These websites use different forms of media to provide information to the public. Dr. Jiang showed me on one for the government sites how the Chinese government even opened up “Q&A” forums where anyone can ask public questions concerning just about anything involving federal policy... Whether or not these questions would be published is still up to the filtration of the government.

Layer 2. Government-Regulated Commercial Spaces
Control percentage, 75%

This space incorporates the best part of the internet: entertainment! Included in this space’s content is music, instant messaging, news, search engines, online videos, and gaming, so the users, or “netizens,” are usually younger.

Although entertainment companies usually run these spaces, they are still subject to the filtration regulations of the Chinese government. However, because of the massive number of users in this space, filtration of all content is pretty much impossible. Netizens also use words that sound similar to the filtered words, or contextual references to get a point across without actually going against the filters in place. For example, after the protests of Tiananmen square, the Chinese government would not allow any pictures to be posted on the web concerning the incident. So netizens got creative. They took the famous “Tank Man” picture where a protestor stood in front of 4 tanks and halted their movement, and replaced the tanks with large yellow rubber ducks and posted this picture on Weibo, China’s version of Twitter.

This not only allowed for this picture to be posted without being pulled by the great firewall, it also mocked the Chinese government. So then China had to filter out anything concerning ducks. See the problem?

Layer 3. Emergent Civic Spaces

Control percentage, 50%

This is the space that hosts most debate regarding things independent of the state and market. Mostly civic organizations, including those involved in business, environment, women’s issues, social services, health, and community development, exist here, but some cultural and religious organizations hold a presence as well. In this space these organizations discuss and coordinate ideas and actions around collective interests. Mother’s Choice, a non-profit organization that offers support to small children, teens, and women who are in need of care, counseling, or shelter as a result of unintentional pregnancies or other domestic conflicts, is an organization that would fall into this category.

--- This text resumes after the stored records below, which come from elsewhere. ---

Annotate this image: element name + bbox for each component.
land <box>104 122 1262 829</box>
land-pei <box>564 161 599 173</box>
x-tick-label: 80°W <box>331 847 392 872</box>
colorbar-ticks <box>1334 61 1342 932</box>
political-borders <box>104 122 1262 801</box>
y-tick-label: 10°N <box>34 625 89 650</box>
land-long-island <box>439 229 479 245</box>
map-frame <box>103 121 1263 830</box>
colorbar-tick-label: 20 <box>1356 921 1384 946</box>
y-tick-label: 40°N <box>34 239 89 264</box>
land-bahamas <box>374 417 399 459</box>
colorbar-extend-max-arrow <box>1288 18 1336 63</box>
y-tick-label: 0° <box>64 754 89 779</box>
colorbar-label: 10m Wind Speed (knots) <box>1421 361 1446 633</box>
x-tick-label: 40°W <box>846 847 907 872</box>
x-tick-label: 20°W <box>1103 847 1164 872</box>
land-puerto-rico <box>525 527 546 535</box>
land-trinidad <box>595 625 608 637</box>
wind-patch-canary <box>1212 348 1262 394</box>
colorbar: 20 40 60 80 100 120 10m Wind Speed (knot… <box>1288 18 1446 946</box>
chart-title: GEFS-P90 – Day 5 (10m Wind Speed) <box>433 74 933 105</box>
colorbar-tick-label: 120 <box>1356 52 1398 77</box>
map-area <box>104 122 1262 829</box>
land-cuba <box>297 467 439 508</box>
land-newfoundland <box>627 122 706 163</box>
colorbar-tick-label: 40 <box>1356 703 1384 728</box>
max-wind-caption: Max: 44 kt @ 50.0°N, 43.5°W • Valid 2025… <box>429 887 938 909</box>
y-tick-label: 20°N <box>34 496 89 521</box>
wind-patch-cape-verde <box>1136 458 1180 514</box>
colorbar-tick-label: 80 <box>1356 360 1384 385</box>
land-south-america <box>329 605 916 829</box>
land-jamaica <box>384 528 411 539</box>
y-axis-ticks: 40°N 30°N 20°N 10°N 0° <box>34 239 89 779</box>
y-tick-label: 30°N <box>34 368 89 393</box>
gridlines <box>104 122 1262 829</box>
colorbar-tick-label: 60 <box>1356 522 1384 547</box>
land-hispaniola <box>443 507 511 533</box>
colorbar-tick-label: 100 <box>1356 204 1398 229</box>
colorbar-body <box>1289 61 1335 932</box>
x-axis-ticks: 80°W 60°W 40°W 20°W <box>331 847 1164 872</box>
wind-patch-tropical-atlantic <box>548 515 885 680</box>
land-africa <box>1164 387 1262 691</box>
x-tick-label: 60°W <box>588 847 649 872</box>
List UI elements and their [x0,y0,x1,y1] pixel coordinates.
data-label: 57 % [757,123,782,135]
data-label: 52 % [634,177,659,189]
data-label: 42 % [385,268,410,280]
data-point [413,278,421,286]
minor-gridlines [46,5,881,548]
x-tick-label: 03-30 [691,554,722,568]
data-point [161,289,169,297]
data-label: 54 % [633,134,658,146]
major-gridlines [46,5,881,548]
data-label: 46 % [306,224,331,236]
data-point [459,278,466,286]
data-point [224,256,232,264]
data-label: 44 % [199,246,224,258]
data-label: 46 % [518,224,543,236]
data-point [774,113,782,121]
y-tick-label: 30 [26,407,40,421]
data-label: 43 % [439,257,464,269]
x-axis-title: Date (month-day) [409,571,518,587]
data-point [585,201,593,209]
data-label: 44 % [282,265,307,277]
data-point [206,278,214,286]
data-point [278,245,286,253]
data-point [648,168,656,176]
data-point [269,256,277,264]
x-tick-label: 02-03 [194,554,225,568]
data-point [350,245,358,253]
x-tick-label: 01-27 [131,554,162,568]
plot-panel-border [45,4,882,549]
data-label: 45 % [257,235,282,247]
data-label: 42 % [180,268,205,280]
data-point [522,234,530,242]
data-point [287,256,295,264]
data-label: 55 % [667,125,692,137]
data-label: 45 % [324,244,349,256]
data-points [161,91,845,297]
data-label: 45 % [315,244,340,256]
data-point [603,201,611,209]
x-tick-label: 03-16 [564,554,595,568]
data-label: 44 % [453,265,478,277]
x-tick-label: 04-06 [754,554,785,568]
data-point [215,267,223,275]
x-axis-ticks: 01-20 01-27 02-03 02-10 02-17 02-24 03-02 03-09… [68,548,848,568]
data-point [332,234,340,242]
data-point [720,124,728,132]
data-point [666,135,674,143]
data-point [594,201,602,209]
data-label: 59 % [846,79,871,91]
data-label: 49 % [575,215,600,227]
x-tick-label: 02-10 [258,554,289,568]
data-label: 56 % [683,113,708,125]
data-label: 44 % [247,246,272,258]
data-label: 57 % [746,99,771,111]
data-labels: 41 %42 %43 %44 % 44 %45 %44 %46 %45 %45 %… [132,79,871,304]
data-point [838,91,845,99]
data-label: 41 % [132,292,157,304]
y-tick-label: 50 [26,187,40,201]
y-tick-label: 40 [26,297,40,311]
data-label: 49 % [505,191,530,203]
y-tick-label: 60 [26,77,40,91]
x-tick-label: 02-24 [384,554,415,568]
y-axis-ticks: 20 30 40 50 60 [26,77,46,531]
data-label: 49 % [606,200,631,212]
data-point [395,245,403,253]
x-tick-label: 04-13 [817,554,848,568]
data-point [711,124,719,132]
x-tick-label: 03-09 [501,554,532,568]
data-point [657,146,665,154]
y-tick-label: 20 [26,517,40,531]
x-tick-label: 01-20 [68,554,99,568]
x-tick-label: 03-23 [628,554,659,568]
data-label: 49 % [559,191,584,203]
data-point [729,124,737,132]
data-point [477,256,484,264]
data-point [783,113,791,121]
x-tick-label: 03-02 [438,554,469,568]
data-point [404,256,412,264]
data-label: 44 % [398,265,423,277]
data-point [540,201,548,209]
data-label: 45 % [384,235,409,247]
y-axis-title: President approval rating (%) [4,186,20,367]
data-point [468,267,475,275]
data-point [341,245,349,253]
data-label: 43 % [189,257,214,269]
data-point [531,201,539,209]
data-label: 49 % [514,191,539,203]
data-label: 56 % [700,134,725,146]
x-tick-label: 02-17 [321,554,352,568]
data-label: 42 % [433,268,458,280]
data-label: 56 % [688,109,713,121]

These spaces sound useful, but if Congress has taught us anything, debate isn’t exactly progressive. That, coupled with the fact that this space only makes up roughly 1 percent of the current domains, makes the practical application of these spaces pretty unrealistic. However, these civic spaces are continuing to expand.

Layer 4. International Deliberation Spaces
Control Percentage... China doesn’t want to talk about it.

This space is home to “bridge bloggers,” or bloggers who are bilingual or multilingual and use this ability to bridge cultures and bring international interest to the realities of the Chinese people.

This space includes social media sites such as Facebook and Wiebo and is dangerous for the Chinese government because it brings forth problems that are usually filtered by the great firewall and bring attention to the suppressive censorship of the Chinese government.

Now imagine a room full of people, and then try to make sure none of those people say the word “onion.” Now imagine some people start saying “Allium cepa” instead of actually saying onion. Now turn that room into a country with the highest population and then sit down, because it’s impossible.

According to Dr. Jiang, this is the problem China is facing today. With computers, mobile devices, and other technology giving netizens the ability to access to the internet almost anywhere China seems to be losing the once great grip over content that they used to have.

China has started to allow small amounts of public discussion on economic, social, and political affairs, which seems to have put China somewhere in democratic totalitarian limbo. However, without these controlled “freedoms,” netizens wouldn’t have the ability to release negative thoughts towards the government and would become even more of a political risk than they already are.